See? This makes it look like it’s as misleading as I said. This is prisoners per 100.000, that means it doesn’t matter how populous a state or country is. That’s exactly why comparing states with countries is misleading. For every state that has a higher number than the US average there’s states that have a lower number.
You cannot directly compare two populations without accounting for differences in size. Doing otherwise is very bad data science. That’s why it’s per 100,000 and thus takes size out of the equation. Which is good. That’s a confounding factor that is trivial to deal with. Given my previous observation that many US states have populations directly comparable to other countries, the “comparing states with countries” complaint goes from vaguely plausible to inane immediately.

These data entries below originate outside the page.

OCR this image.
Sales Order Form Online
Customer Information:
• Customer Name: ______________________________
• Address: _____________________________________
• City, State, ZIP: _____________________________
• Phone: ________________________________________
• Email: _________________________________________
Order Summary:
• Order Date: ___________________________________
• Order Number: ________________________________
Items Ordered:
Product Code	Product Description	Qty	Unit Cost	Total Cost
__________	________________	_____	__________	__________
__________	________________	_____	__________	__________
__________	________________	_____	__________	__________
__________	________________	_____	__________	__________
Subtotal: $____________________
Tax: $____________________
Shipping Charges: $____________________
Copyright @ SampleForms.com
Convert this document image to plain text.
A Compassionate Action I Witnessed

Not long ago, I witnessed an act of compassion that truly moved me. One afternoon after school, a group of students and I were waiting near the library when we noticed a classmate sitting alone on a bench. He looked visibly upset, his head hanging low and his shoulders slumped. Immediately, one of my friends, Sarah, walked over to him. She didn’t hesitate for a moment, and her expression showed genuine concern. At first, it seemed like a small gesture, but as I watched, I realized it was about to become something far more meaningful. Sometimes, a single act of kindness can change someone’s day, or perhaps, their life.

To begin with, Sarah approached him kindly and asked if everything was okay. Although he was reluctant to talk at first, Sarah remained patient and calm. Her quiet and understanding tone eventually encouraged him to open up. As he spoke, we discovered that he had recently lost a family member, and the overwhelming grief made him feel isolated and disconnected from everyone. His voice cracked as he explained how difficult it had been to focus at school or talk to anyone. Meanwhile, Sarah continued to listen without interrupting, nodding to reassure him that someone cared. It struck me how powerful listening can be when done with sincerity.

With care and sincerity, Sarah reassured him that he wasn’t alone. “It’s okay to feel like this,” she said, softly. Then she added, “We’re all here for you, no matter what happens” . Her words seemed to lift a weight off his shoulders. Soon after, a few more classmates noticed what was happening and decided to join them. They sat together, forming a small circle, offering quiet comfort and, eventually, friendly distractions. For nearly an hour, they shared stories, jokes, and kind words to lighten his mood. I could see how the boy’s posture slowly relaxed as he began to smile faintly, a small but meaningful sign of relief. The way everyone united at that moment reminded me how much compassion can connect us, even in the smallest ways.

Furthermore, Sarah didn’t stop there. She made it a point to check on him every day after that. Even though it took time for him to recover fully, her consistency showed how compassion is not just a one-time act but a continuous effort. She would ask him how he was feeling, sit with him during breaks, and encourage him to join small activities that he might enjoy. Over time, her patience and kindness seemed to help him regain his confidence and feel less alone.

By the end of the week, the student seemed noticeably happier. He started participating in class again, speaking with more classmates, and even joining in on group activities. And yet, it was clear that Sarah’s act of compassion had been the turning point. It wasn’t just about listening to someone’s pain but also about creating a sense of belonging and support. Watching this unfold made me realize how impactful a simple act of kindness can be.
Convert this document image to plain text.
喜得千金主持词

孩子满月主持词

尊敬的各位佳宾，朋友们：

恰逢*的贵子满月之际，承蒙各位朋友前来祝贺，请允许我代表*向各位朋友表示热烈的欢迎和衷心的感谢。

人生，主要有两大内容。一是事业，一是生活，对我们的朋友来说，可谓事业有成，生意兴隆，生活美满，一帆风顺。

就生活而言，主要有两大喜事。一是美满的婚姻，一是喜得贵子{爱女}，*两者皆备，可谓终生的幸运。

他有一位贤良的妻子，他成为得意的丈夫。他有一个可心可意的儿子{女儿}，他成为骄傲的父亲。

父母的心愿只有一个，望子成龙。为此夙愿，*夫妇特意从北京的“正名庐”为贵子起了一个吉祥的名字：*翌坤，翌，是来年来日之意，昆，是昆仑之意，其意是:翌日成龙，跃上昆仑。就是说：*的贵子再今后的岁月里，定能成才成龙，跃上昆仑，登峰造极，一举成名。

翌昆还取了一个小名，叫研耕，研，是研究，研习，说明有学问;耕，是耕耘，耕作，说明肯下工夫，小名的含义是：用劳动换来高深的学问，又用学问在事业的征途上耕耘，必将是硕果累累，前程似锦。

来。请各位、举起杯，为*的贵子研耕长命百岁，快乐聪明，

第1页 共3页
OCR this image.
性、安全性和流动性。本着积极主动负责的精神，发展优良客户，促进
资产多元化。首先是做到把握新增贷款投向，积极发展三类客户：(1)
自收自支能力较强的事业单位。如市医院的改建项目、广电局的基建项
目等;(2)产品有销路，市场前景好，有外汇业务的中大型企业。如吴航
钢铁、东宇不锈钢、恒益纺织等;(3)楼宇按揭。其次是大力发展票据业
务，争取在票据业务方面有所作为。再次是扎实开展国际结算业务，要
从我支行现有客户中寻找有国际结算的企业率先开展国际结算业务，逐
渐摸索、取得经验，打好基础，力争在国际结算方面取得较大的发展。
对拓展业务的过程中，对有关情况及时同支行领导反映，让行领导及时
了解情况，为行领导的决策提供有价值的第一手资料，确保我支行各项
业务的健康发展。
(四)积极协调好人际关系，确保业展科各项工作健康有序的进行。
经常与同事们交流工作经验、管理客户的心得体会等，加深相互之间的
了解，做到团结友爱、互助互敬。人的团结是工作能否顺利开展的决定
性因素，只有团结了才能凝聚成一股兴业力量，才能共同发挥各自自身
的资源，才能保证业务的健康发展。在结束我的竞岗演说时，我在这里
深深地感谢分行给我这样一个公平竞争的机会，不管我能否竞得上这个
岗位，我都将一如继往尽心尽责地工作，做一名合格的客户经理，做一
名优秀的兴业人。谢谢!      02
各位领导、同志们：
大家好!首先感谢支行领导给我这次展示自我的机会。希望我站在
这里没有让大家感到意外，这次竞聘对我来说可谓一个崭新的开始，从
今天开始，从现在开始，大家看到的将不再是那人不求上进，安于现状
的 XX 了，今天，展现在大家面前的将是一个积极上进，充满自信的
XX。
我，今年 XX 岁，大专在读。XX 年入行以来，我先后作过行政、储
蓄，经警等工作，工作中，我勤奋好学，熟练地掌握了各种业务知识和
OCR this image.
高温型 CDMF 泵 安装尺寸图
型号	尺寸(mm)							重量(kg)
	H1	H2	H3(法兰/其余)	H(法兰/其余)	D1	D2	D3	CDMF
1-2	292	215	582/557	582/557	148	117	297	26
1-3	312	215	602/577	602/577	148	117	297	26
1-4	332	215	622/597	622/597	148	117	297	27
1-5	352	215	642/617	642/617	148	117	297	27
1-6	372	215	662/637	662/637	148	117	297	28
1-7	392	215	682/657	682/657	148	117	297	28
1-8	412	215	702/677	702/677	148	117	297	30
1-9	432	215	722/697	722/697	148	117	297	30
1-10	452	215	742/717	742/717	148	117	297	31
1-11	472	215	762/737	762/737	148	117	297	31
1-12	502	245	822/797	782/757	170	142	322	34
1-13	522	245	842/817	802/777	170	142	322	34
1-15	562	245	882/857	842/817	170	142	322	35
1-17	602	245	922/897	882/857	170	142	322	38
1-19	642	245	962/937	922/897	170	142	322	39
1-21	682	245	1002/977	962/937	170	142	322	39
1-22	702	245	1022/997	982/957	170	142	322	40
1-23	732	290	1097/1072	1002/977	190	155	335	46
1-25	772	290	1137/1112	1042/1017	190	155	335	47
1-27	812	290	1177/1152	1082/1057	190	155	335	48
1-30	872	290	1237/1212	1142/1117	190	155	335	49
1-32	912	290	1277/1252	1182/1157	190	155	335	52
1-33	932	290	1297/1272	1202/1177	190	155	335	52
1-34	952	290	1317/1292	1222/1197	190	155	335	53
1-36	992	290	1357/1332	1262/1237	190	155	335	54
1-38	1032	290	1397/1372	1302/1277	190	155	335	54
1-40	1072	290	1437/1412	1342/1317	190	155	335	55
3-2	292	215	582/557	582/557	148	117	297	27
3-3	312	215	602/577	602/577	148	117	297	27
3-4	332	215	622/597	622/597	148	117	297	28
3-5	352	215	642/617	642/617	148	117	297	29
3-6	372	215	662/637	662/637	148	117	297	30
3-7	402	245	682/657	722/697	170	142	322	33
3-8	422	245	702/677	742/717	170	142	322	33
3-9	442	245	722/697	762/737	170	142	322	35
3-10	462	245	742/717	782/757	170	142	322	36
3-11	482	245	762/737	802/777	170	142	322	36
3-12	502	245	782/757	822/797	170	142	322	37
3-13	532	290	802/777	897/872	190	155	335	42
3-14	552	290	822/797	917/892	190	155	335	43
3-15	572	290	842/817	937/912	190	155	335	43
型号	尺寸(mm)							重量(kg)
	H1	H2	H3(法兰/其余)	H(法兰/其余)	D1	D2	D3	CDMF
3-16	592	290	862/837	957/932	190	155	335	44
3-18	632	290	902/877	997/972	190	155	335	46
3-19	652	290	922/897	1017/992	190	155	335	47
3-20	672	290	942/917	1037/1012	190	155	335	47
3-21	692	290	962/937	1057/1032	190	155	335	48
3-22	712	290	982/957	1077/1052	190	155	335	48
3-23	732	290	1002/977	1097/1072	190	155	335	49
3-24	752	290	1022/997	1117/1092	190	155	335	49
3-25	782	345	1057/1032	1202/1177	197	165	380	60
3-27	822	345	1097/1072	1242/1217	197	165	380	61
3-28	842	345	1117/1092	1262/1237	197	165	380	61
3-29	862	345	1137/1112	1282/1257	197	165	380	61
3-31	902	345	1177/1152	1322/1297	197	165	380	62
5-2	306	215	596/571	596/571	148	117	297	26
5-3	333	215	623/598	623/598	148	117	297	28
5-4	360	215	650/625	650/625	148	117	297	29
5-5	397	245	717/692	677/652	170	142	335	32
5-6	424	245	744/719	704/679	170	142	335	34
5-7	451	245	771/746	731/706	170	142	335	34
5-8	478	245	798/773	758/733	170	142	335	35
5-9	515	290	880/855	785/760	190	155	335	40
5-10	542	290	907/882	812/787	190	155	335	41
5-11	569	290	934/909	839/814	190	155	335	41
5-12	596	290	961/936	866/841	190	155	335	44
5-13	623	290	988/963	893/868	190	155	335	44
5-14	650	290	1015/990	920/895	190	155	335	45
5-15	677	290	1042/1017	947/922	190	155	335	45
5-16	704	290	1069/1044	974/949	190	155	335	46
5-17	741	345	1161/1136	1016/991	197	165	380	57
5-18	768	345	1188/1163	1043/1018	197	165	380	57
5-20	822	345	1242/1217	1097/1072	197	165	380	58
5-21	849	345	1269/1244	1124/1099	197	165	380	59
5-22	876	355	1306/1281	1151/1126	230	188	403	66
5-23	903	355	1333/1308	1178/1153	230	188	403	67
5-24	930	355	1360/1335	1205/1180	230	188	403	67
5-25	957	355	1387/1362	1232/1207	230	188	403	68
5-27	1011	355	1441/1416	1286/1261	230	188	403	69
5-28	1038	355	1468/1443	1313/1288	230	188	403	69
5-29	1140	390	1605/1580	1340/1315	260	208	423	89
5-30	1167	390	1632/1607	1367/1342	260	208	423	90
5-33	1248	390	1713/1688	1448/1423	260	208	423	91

See? This makes it look like it’s as misleading as I said. This is prisoners per 100.000, that means it doesn’t matter how populous a state or country is. That’s exactly why comparing states with countries is misleading. For every state that has a higher number than the US average there’s states that have a lower number.
You cannot directly compare two populations without accounting for differences in size. Doing otherwise is very bad data science. That’s why it’s per 100,000 and thus takes size out of the equation. Which is good. That’s a confounding factor that is trivial to deal with. Given my previous observation that many US states have populations directly comparable to other countries, the “comparing states with countries” complaint goes from vaguely plausible to inane immediately.
Thank you for defining how averages work?
Source: data engineer
Thats why they aren’t just comparing each state just to the US average but to other countries.
There are 35/50 states on the graph, with 34 of them above the 2nd highest country (el Salvador).
This shows that even the US states that are lower than average are still higher than other countries.